= Swedish International Agricultural Network Initiative =

Swedish agriculture

The Swedish International Agricultural Network Initiative (SIANI) is a network-based communications platform which works to bring food security and agricultural development. It operates in line with 2030 Agenda, under the vision of “Ending hunger, achieving food security, improving nutrition and promoting sustainable agriculture”. SIANI's mission is to facilitate inclusive and engaging dialogues around Sustainable Development Goal #2, with participation from academia, the private sector, public authorities and civil society.

SIANI seeks to generate impact by:
- creating opportunities for evidence-based, gender-balanced dialogues
- making knowledge available for informed decision-making in local, national and international arenas, and
- facilitating cross-sector, multi-stakeholder, joint action.

Launched in 2009, with core funding from the Swedish International Development Cooperation Agency and hosted by the Stockholm Environment Institute (SEI), SIANI provides an open, interactive and neutral platform for multi-sector engagement and dialogue. SIANI seeks to improve sustainability and gender equality, but does not take any ideological stance and does not lobby for any particular farming method or practice. Individual members may their opinions through SIANI activities and media. SIANI strives for gender balance and multi-stakeholder representation in its operation and activities.

== History ==
SIANI work was initiated at the consultative workshop in 2008, where a wide range of stakeholders discussed a noted lack of attention given to agriculture's role in sustainable development, both within Sweden and internationally. It was argued that a lot of agricultural expertise existed amongst the Swedish resource base, but that this expertise was not used to its full potential.

This led to the launch of SIANI in 2010, with the goal of establishing a platform for cross-sectoral knowledge exchange about agriculture, food and rural development. Since then, SIANI has been working on awareness raising and knowledge production and exchange about the critical role of agriculture for sustainable development.

Since then SIANI has proceeded to other development phases: Phase 2 (2013-2016) was centered on network expansion and consolidation. That is when the SIANI platform anchored its position as a facilitator of choice for anyone who works with and is interested in sustainable agriculture, food security and nutrition, particularly in low-income countries.

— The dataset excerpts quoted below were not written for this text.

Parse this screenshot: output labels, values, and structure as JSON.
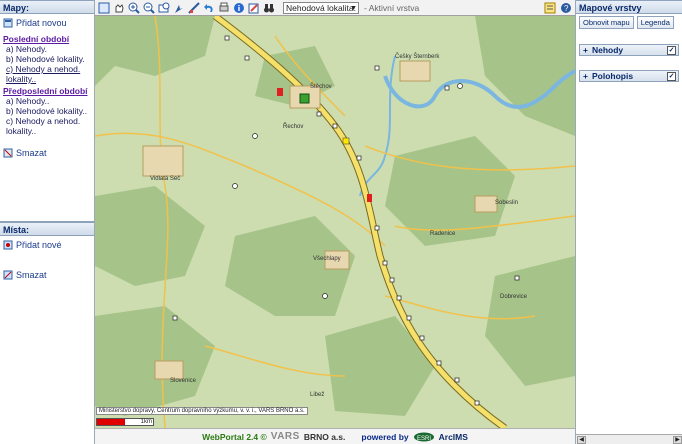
{
  "maps": {
    "title": "Mapy:",
    "add_label": "Přidat novou",
    "last_period_title": "Poslední období",
    "last_period_items": [
      "a) Nehody.",
      "b) Nehodové lokality.",
      "c) Nehody a nehod. lokality.."
    ],
    "prev_period_title": "Předposlední období",
    "prev_period_items": [
      "a) Nehody..",
      "b) Nehodové lokality..",
      "c) Nehody a nehod. lokality.."
    ],
    "delete_label": "Smazat"
  },
  "places": {
    "title": "Místa:",
    "add_label": "Přidat nové",
    "delete_label": "Smazat"
  },
  "toolbar": {
    "layer_value": "Nehodová lokalita.",
    "active_layer_label": "- Aktivní vrstva"
  },
  "map": {
    "labels": [
      "Štěchov",
      "Vidlatá Seč",
      "Všechlapy",
      "Slovenice",
      "Sobeslin",
      "Radenice",
      "Dobrevice",
      "Libež",
      "Češky Šternberk",
      "Řechov"
    ],
    "credit": "Ministerstvo dopravy, Centrum dopravního výzkumu, v. v. i., VARS BRNO a.s.",
    "scale": "1km",
    "colors": {
      "land": "#cdddb0",
      "forest": "#a6c48a",
      "water": "#7ab6e0",
      "road": "#f2c14a",
      "highway": "#f4e06a"
    }
  },
  "status": {
    "app": "WebPortal 2.4 ©",
    "vars": "VARS",
    "brno": "BRNO a.s.",
    "powered": "powered by",
    "esri": "ESRI",
    "arcims": "ArcIMS"
  },
  "layers": {
    "title": "Mapové vrstvy",
    "refresh_label": "Obnovit mapu",
    "legend_label": "Legenda",
    "items": [
      {
        "label": "Nehody",
        "checked": true
      },
      {
        "label": "Polohopis",
        "checked": true
      }
    ]
  }
}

In the spring of 2016, an external evaluation concluded that the SIANI network should no longer be seen as an initiative, but rather as a long-term investment aimed at tackling issues of poverty reduction, food security and sustainable agricultural development. In January 2016, SIANI entered phase 3 (2016-2020). To better reflect the 2030 Agenda it was determined that SIANI will focus and orient its actions on SDG2: Zero Hunger.

== Governing body ==
=== Steering Committee ===
The SIANI Steering Committee is responsible for the strategic development of the SIANI network, making the major decisions concerning SIANI's general objectives, planning and program, and on issues of major importance regarding the organization, finances, administration and information activities.

The SIANI board is made up of a minimum of five and a maximum of ten members who must collectively comprise a broad and varied experience and expertise in aspects of international agricultural development. The Swedish Development Cooperation Agency (Sida), the Stockholm Environment Institute (SEI) and the Swedish University of Agricultural Sciences (SLU) are permanent members and can participate in debates, comment, and ask questions, but have no right to vote when decisions are made, with the exception of cases where full consensus is required.

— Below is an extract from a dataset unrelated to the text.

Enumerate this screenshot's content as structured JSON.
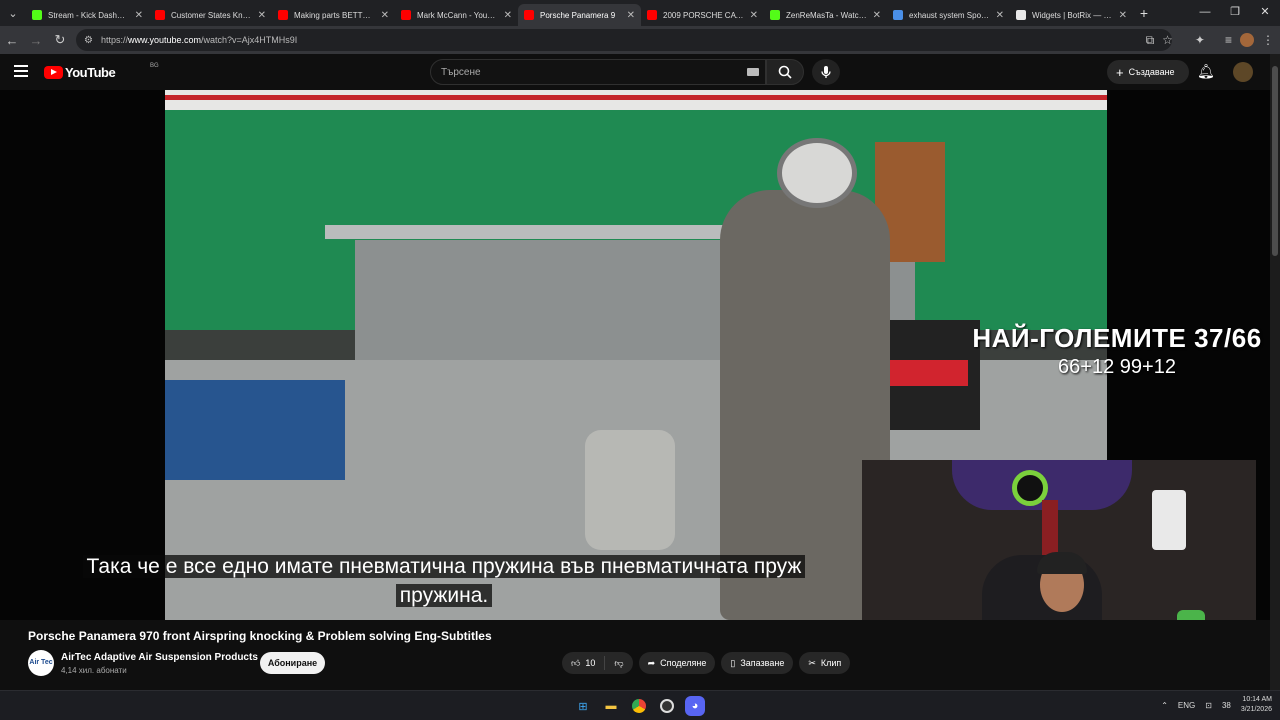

== Executive Body - The Secretariat ==
The responsibility for the day-to-day functioning and financial management of SIANI as well as developing, coordinating and stimulating the network is carried out by the SIANI Secretariat. The secretariat is hosted by the Headquarters of the Stockholm Environment Institute in Stockholm.

== Membership ==
SIANI membership is free and open to all interested individuals working on issues of agriculture and food security and registered via the SIANI website. SIANI's membership base is primarily academics from Sweden but is open to anyone, and members can be found in both of the Americas, Africa and Asia. There are also a number of members from civil society organizations, government agencies and the private sector. Members have an opportunity to contribute to the formation of the annual work plan through the annual members’ meeting.

== Impact ==
In collaboration with its partners, SIANI has built a robust body of work and the network has a broad global outreach. Among other things, supporting Swedish work on antimicrobial resistance, initiated a strategy for developing urban agroforestry work in Gothenburg, and helped to create the Agroforestry Network. SIANI raised the issue of food waste with its implications for global food chains, and highlighted that social protection systems have a greater impact if they are designed with a food and nutrition perspective in mind. The SIANI event about soils in Malmö created interest among government officials and led to a request for training of decision-makers in southern Sweden.